One is political. Voters, dismayed by a slowing economy and allegations of personal corruption and other irregularities at state fund 1MDB — vigorously denied by Mr Najib and the fund — are piling on the pressure for an increase in public spending.
The economic imperative, however, demands spending cuts, as depressed energy prices and slowing growth threaten to reverse the benefits of fiscal reforms enacted over the past several years.
True, a goods and services tax introduced in April is bringing in additional revenues. But these pale next to a drop of more than 40 per cent in revenues from petroleum royalties and taxes in the first half of 2015 from a year earlier. Such revenues will probably fall further in the second half — a serious blow, given that they contributed about a third of all government revenues in 2014.
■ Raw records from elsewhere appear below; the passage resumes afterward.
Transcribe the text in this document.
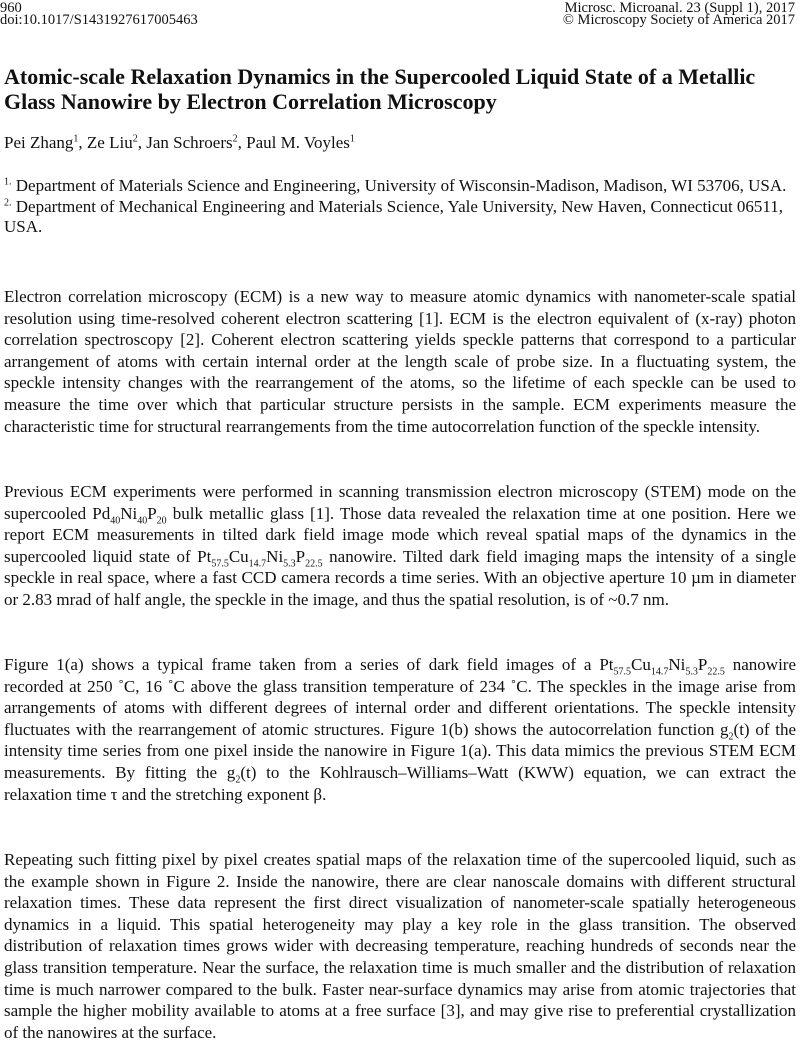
960
doi:10.1017/S1431927617005463
Microsc. Microanal. 23 (Suppl 1), 2017
© Microscopy Society of America 2017
Atomic-scale Relaxation Dynamics in the Supercooled Liquid State of a Metallic Glass Nanowire by Electron Correlation Microscopy
Pei Zhang$^1$, Ze Liu$^2$, Jan Schroers$^2$, Paul M. Voyles$^1$

$^{1.}$ Department of Materials Science and Engineering, University of Wisconsin-Madison, Madison, WI 53706, USA.

$^{2.}$ Department of Mechanical Engineering and Materials Science, Yale University, New Haven, Connecticut 06511, USA.

Electron correlation microscopy (ECM) is a new way to measure atomic dynamics with nanometer-scale spatial resolution using time-resolved coherent electron scattering [1]. ECM is the electron equivalent of (x-ray) photon correlation spectroscopy [2]. Coherent electron scattering yields speckle patterns that correspond to a particular arrangement of atoms with certain internal order at the length scale of probe size. In a fluctuating system, the speckle intensity changes with the rearrangement of the atoms, so the lifetime of each speckle can be used to measure the time over which that particular structure persists in the sample. ECM experiments measure the characteristic time for structural rearrangements from the time autocorrelation function of the speckle intensity.

Previous ECM experiments were performed in scanning transmission electron microscopy (STEM) mode on the supercooled $Pd_{40}Ni_{40}P_{20}$ bulk metallic glass [1]. Those data revealed the relaxation time at one position. Here we report ECM measurements in tilted dark field image mode which reveal spatial maps of the dynamics in the supercooled liquid state of $Pt_{57.5}Cu_{14.7}Ni_{5.3}P_{22.5}$ nanowire. Tilted dark field imaging maps the intensity of a single speckle in real space, where a fast CCD camera records a time series. With an objective aperture 10 µm in diameter or 2.83 mrad of half angle, the speckle in the image, and thus the spatial resolution, is of ~0.7 nm.

Figure 1(a) shows a typical frame taken from a series of dark field images of a $Pt_{57.5}Cu_{14.7}Ni_{5.3}P_{22.5}$ nanowire recorded at 250 ˚C, 16 ˚C above the glass transition temperature of 234 ˚C. The speckles in the image arise from arrangements of atoms with different degrees of internal order and different orientations. The speckle intensity fluctuates with the rearrangement of atomic structures. Figure 1(b) shows the autocorrelation function $g_2(t)$ of the intensity time series from one pixel inside the nanowire in Figure 1(a). This data mimics the previous STEM ECM measurements. By fitting the $g_2(t)$ to the Kohlrausch–Williams–Watt (KWW) equation, we can extract the relaxation time τ and the stretching exponent β.

Repeating such fitting pixel by pixel creates spatial maps of the relaxation time of the supercooled liquid, such as the example shown in Figure 2. Inside the nanowire, there are clear nanoscale domains with different structural relaxation times. These data represent the first direct visualization of nanometer-scale spatially heterogeneous dynamics in a liquid. This spatial heterogeneity may play a key role in the glass transition. The observed distribution of relaxation times grows wider with decreasing temperature, reaching hundreds of seconds near the glass transition temperature. Near the surface, the relaxation time is much smaller and the distribution of relaxation time is much narrower compared to the bulk. Faster near-surface dynamics may arise from atomic trajectories that sample the higher mobility available to atoms at a free surface [3], and may give rise to preferential crystallization of the nanowires at the surface.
Petronas, the national oil company, is digging into its reserves and reining in capital spending in an attempt to pay the government a dividend of RM26bn ($6.3bn) this year, RM3bn less than in 2014. Despite the cut, the payout ratio — dividend paid relative to net profit — is rocketing to an unsustainable level.
FT Confidential Research, a research service at the Financial Times, expects it to pass 100 per cent this year (see chart). To keep it at a manageable level, Petronas will almost certainly have to cut its dividend again in 2016, putting further pressure on the government’s fiscal position.
The state of the economy and the allegations swirling around the government have soured the national mood. Surveys by FT Confidential Research show that, despite a small uptick in the third quarter, sentiment among the population towards both economics and politics remains at badly depressed levels.
Hence the pressure on Mr Najib to keep voters happy, especially those in his Bumiputera (indigenous Malaysian) and rural base. The government has already said it will expand an annual cash transfer programme for poor households next year, from the RM5bn allocated this year.
It is also investing more in rural infrastructure. One example is construction of the toll-free Pan-Borneo Highway, finally under way after years of delays. The pressure to spend will probably last right up to the next general election, which must be held by August 2018.
But political survival is not Mr Najib’s only problem. Fitch, Moody’s and S&P, the three big credit rating agencies, all have Malaysia at the same level — A- or A3 — seen as the bottom rung of upper medium grade, and four notches above non-investment grade or junk. All have said Mr Najib’s fiscal reforms were important in convincing them to maintain those ratings this year.
The reforms include cutting the fiscal deficit to 3.4 per cent of GDP last year from about 6.7 per cent in 2009. Yet FT Confidential Research reckons the deficit will rise to between 3.6 and 3.8 per cent this year, in contrast to the official projection of 3.2 per cent published in January.
Mr Najib, in his role as finance minister, will present the government’s budget on October 23. Opposition parties will turn the parliamentary session into a vote of no-confidence against him. While the odds of his being ousted are low, the vote will serve to highlight the political hostility he faces, from the opposition and from within his own party — as if the inflammatory comments on his social media accounts were not proof enough.
Between political survival and Malaysia’s ratings, something seems likely to give sooner or later.
What Najib will do is announce a budget that the rating agencies and critics will be muted but he will break it later, in supplementary budgets. What the oppositions, critics and rating agencies need to do is come up with REAL penalties for him if he breaks the budget or debt level especially off balance sheet.